Having issued these directions, Wyat rode back to his troops—he was now mounted, as were several of his officers, on the steeds captured in the recent skirmish with the Earl of Pembroke—and commanded them to remain perfectly quiet till Admiral Winter’s squadron should arrive off the Tower. His injunctions were strictly obeyed, and such perfect silence was observed, that though his men were drawn up within a few yards of the fortress, they were not discovered by the sentinels.
On the arrival of the squadron, Wyat immediately commenced an attack upon the Bulwark Gate—one of the weakest outworks of the fortress,—and while directing his engines against it, some half-dozen wooden houses adjoining it on the side of the moat, were fired by his men; and the flames quickly extending to the buildings immediately contiguous to the Bulwark Gate, that defence was at once surrendered.
The first point gained, Wyat despatched a messenger to Bret ordering him to join him instantly; and while a handful of his men, rushing round the semicircular wall, heretofore described as protecting the lesser moat, attacked the embattled gateway fronting the Lion’s Tower, with the intention of joining Suffolk’s party on the wharf, he directed his main force against the Lion’s Gate. This fortification was stoutly defended, and the insurgents were twice repulsed before they could bring their engines to bear against it.
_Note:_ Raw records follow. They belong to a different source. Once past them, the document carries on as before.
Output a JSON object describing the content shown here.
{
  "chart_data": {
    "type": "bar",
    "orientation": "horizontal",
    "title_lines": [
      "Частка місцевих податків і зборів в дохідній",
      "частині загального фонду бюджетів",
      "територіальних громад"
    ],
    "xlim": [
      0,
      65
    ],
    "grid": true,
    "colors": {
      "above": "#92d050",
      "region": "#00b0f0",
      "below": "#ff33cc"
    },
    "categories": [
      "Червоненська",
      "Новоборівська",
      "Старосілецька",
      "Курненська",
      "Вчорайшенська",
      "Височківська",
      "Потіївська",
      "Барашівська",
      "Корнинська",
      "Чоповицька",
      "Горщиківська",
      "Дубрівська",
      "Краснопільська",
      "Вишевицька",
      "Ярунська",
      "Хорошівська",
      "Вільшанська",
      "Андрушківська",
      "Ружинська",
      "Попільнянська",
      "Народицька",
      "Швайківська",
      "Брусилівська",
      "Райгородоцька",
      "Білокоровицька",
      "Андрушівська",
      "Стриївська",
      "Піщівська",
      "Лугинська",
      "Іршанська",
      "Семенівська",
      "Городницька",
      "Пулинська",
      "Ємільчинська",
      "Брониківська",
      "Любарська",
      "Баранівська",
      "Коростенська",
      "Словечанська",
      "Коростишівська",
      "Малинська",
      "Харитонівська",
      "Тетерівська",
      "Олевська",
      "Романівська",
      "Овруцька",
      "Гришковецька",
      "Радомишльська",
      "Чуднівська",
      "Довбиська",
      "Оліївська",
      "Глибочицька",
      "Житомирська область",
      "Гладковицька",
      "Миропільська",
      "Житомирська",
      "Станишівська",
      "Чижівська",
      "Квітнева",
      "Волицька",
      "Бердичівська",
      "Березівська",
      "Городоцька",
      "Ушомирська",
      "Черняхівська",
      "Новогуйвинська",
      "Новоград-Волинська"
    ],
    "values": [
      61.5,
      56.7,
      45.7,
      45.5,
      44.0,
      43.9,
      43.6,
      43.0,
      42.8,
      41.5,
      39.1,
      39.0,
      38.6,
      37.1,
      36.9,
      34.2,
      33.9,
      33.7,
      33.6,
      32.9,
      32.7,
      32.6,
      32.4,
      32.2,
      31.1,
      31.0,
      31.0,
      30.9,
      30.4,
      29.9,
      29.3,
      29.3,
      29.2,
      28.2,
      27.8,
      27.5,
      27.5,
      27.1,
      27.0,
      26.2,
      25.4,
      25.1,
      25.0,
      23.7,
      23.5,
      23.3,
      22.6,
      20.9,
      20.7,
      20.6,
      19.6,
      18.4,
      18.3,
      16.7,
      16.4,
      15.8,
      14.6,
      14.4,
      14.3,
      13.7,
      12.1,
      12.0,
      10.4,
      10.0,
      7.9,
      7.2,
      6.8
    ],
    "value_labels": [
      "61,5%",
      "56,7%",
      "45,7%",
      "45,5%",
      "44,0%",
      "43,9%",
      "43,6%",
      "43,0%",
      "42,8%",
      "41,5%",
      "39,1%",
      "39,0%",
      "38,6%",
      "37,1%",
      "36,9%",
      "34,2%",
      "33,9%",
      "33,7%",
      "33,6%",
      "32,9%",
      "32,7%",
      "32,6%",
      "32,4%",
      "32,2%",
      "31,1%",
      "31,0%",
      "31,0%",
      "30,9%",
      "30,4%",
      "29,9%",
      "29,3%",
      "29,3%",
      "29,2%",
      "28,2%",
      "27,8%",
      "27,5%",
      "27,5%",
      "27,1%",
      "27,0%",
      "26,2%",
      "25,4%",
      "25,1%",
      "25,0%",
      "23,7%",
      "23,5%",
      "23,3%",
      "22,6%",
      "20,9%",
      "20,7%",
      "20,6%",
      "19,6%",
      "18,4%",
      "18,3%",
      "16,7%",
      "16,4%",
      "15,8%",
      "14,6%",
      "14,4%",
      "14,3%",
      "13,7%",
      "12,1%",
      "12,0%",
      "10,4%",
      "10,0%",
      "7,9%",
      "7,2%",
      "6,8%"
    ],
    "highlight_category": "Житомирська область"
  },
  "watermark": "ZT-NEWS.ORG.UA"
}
Bret and his party having arrived, such an irresistible attack was made upon the gate, that in a short time it was carried. With loud shouts, the insurgents drove the royalists before them along the narrow bridge facing the Lion’s Tower, and leading to the Middle Tower, putting some to the sword, and throwing others over the walls into the moat.
The movement was so expeditious, and the rout so unexpected, that the portcullis of the Middle Tower, which was kept up to allow the flying men to pass through it, could not be lowered, and hastily directing those around him to prop it up with a piece of timber, Wyat continued the pursuit to the By-ward. Tower.